Spring has sprung and, locally, the human capacity to create even more noise than usual is in full swing.
Lately, I have recorded on my phone a plague of noises generated by people and their loud, intrusive tools, be it an iPod and speakers aboard a stand-up-paddleboard floating down the Wye, leaf blowers, lawnmowers, and mulchers sounding their destructiveness and scaring all the birds from the trees and fish from their shaded retreats under the riverbanks, or even the abominable racket made at the local recycling yard next door to a so-called off-set ecological site at the new Skylon Park, Rotherwas Industrial Estate, Hereford (see below).
I know other humans have found it a profound nuisance, more, wholly detrimental to their overall wellbeing.
Whether these noises are short, sharp and ugly, or long drawn-out oppressions, like traffic noise in cities, they will be creating acute or chronic pain and distress in proximate interconnected communities, human and teresapien.
Modes of transport are some of the worst culprits, air, land, and sea. But music can be intrusive too, played loudly or inappropriately in nature, as well as the more obvious terrestrial building and landscaping noises that are created at every moment, in daylight at least. Industrial farmers and foresters are by no means innocent bystanders!

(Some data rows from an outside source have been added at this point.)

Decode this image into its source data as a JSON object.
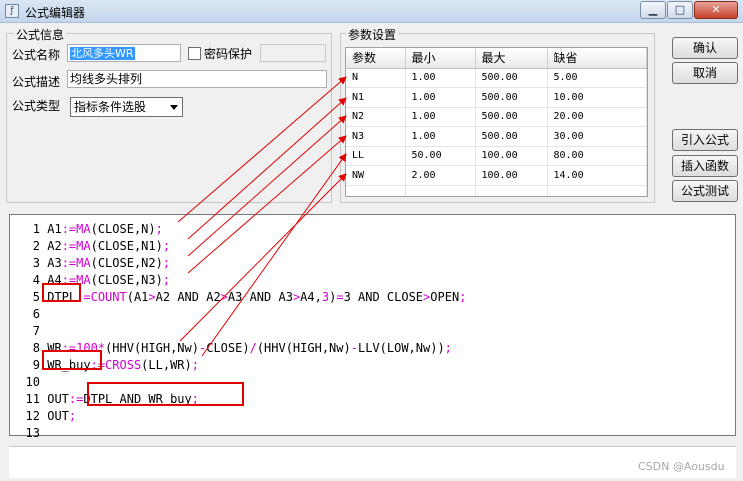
{
  "window": {
    "title": "公式编辑器",
    "icon": "formula-app-icon",
    "controls": [
      "minimize-icon",
      "maximize-icon",
      "close-icon"
    ]
  },
  "info": {
    "group_title": "公式信息",
    "name_label": "公式名称",
    "name_value": "北风多头WR",
    "password_label": "密码保护",
    "password_checked": false,
    "desc_label": "公式描述",
    "desc_value": "均线多头排列",
    "type_label": "公式类型",
    "type_value": "指标条件选股"
  },
  "params": {
    "group_title": "参数设置",
    "headers": [
      "参数",
      "最小",
      "最大",
      "缺省"
    ],
    "rows": [
      [
        "N",
        "1.00",
        "500.00",
        "5.00"
      ],
      [
        "N1",
        "1.00",
        "500.00",
        "10.00"
      ],
      [
        "N2",
        "1.00",
        "500.00",
        "20.00"
      ],
      [
        "N3",
        "1.00",
        "500.00",
        "30.00"
      ],
      [
        "LL",
        "50.00",
        "100.00",
        "80.00"
      ],
      [
        "NW",
        "2.00",
        "100.00",
        "14.00"
      ],
      [
        "",
        "",
        "",
        ""
      ]
    ]
  },
  "buttons": {
    "ok": "确认",
    "cancel": "取消",
    "import": "引入公式",
    "insert_func": "插入函数",
    "test": "公式测试"
  },
  "editor": {
    "lines": [
      {
        "n": "1",
        "parts": [
          [
            "A1",
            "c"
          ],
          [
            ":=",
            "o"
          ],
          [
            "MA",
            "o"
          ],
          [
            "(CLOSE,N)",
            "c"
          ],
          [
            ";",
            "o"
          ]
        ]
      },
      {
        "n": "2",
        "parts": [
          [
            "A2",
            "c"
          ],
          [
            ":=",
            "o"
          ],
          [
            "MA",
            "o"
          ],
          [
            "(CLOSE,N1)",
            "c"
          ],
          [
            ";",
            "o"
          ]
        ]
      },
      {
        "n": "3",
        "parts": [
          [
            "A3",
            "c"
          ],
          [
            ":=",
            "o"
          ],
          [
            "MA",
            "o"
          ],
          [
            "(CLOSE,N2)",
            "c"
          ],
          [
            ";",
            "o"
          ]
        ]
      },
      {
        "n": "4",
        "parts": [
          [
            "A4",
            "c"
          ],
          [
            ":=",
            "o"
          ],
          [
            "MA",
            "o"
          ],
          [
            "(CLOSE,N3)",
            "c"
          ],
          [
            ";",
            "o"
          ]
        ]
      },
      {
        "n": "5",
        "parts": [
          [
            "DTPL",
            "c"
          ],
          [
            ":=",
            "o"
          ],
          [
            "COUNT",
            "o"
          ],
          [
            "(A1",
            "c"
          ],
          [
            ">",
            "o"
          ],
          [
            "A2 AND A2",
            "c"
          ],
          [
            ">",
            "o"
          ],
          [
            "A3 AND A3",
            "c"
          ],
          [
            ">",
            "o"
          ],
          [
            "A4,",
            "c"
          ],
          [
            "3",
            "o"
          ],
          [
            ")",
            "c"
          ],
          [
            "=",
            "o"
          ],
          [
            "3 AND CLOSE",
            "c"
          ],
          [
            ">",
            "o"
          ],
          [
            "OPEN",
            "c"
          ],
          [
            ";",
            "o"
          ]
        ]
      },
      {
        "n": "6",
        "parts": []
      },
      {
        "n": "7",
        "parts": []
      },
      {
        "n": "8",
        "parts": [
          [
            "WR",
            "c"
          ],
          [
            ":=",
            "o"
          ],
          [
            "100",
            "o"
          ],
          [
            "*",
            "o"
          ],
          [
            "(HHV(HIGH,Nw)",
            "c"
          ],
          [
            "-",
            "o"
          ],
          [
            "CLOSE)",
            "c"
          ],
          [
            "/",
            "o"
          ],
          [
            "(HHV(HIGH,Nw)",
            "c"
          ],
          [
            "-",
            "o"
          ],
          [
            "LLV(LOW,Nw))",
            "c"
          ],
          [
            ";",
            "o"
          ]
        ]
      },
      {
        "n": "9",
        "parts": [
          [
            "WR_buy",
            "c"
          ],
          [
            ":=",
            "o"
          ],
          [
            "CROSS",
            "o"
          ],
          [
            "(LL,WR)",
            "c"
          ],
          [
            ";",
            "o"
          ]
        ]
      },
      {
        "n": "10",
        "parts": []
      },
      {
        "n": "11",
        "parts": [
          [
            "OUT",
            "c"
          ],
          [
            ":=",
            "o"
          ],
          [
            "DTPL AND WR_buy",
            "c"
          ],
          [
            ";",
            "o"
          ]
        ]
      },
      {
        "n": "12",
        "parts": [
          [
            "OUT",
            "c"
          ],
          [
            ";",
            "o"
          ]
        ]
      },
      {
        "n": "13",
        "parts": []
      }
    ]
  },
  "annotation_color": "#e00000",
  "watermark": "CSDN @Aousdu"
}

And the internal combustion engine at sea and on navigable rivers has wreaked havoc in the form of “noise pollution” on aquatic wildlife.
We know humans and some animals may attempt to adapt. Think of the louder birdsong recorded in urban areas, or cetaceans and their prey moving away from shipping lanes or active military zones due to the impact on their sonar senses, but at what ecological cost? Mass strandings are real and incredibly harmful.
The pain is both individual and collective. At global scale, it is nothing short of an evolutionary force, and not for the good. It’s time to count Anthrophonalgia as a key manifestation of the ongoing Sixth Extinction Event, the worst of which will be an awful silence, for sure.
Anthropophony – noise emanating from humans and their tools (Drs. Stuart Gage and Bernie Krause) often shortened to Anthrophony.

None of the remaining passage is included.